Menifee Cityhood Looks Troubling

The financial analysis needed to determine if the Menifee Valley can incorporate as a city is showing that the new city will face budget shortfalls anywhere from 5-10 years.

Gary Thompson, who is conducting the analysis, says that the cost of adding new fire stations will be too much for Menifee Valley to handle on its own...

Under three different proposed boundaries for a city of Menifee Valley, there would be a budgetary shortfall at some point in the first 10 years if the valley had to absorb all operating costs for up to three new fire stations, according to the analysis released earlier this month.

You read more about this in The Californian...

But Joe Daugherty, who leads the cityhood effort, says the analysis takes a conservative view of the future city's finances, whereas growth in the valley is accelerating at a fast rate. In other words, he thinks the fast pace of commercial and residential growth will can provide unforseen revenues that the analysis doesn't take into consideration.

I tend to believe he's right.
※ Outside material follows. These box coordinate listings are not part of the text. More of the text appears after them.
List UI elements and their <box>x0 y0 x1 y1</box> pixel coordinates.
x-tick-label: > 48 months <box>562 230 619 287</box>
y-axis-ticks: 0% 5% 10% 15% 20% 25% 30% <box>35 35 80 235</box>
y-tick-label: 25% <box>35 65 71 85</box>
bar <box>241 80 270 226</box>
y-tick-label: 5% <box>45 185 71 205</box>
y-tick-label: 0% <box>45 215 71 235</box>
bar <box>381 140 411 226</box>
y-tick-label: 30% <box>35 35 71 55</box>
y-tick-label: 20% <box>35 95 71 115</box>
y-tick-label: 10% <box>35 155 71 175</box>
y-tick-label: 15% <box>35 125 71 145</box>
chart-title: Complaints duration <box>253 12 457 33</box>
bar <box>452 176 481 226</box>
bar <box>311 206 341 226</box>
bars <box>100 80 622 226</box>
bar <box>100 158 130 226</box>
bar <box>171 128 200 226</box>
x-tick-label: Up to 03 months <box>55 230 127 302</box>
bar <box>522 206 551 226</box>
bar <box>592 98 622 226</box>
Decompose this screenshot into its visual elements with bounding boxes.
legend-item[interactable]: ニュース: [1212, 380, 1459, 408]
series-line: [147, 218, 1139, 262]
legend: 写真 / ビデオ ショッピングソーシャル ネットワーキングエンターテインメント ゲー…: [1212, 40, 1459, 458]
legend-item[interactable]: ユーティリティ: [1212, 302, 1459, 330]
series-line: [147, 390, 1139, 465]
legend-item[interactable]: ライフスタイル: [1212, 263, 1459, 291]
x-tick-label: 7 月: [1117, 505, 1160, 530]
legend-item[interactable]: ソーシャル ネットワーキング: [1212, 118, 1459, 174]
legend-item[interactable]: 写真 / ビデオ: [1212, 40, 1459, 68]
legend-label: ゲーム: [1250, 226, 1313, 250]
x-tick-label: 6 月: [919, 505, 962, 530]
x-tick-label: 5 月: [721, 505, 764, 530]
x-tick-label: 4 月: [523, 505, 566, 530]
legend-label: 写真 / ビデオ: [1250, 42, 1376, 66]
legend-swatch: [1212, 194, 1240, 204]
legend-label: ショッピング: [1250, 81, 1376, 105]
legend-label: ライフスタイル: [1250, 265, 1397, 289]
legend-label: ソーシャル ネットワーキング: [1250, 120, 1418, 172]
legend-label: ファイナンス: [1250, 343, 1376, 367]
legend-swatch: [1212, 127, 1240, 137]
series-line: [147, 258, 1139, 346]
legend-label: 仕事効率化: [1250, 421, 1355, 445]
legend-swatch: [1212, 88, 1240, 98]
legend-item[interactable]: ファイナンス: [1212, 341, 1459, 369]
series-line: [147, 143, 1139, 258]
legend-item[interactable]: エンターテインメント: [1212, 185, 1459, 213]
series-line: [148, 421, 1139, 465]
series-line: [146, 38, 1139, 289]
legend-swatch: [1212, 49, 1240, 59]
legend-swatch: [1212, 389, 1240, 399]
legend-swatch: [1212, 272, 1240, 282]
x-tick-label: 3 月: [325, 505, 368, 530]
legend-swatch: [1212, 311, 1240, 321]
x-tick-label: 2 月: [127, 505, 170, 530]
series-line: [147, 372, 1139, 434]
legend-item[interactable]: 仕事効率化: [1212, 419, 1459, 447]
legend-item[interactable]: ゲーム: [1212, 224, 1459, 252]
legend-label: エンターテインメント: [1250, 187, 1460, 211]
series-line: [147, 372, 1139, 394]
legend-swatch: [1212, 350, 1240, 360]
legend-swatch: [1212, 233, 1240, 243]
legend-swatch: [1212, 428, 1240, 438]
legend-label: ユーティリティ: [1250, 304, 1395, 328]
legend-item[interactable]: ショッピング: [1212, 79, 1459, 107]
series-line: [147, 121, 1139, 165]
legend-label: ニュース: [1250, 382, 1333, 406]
Once the Countryside Marketplace is in place, both commercial and residential development is going to boom in this valley, and bring in plenty of new revenue.

Nonetheless, the purpose of this analysis is to tell cityhood proponents what needs to be done to make cityhood happen, not so much to tell them that its impossible. The challenge of the cityhood incorporation committee is to work with the county in finding a way to make this feasible.


  1. There is an item on the county board of supervisor's agenda next week that appears to be part of the solution.

  2. If its the cost of the fire stations, why not make the developers pay for it. Both residential and commercial. We need to provide our own Fire Department and Police Department along with public works.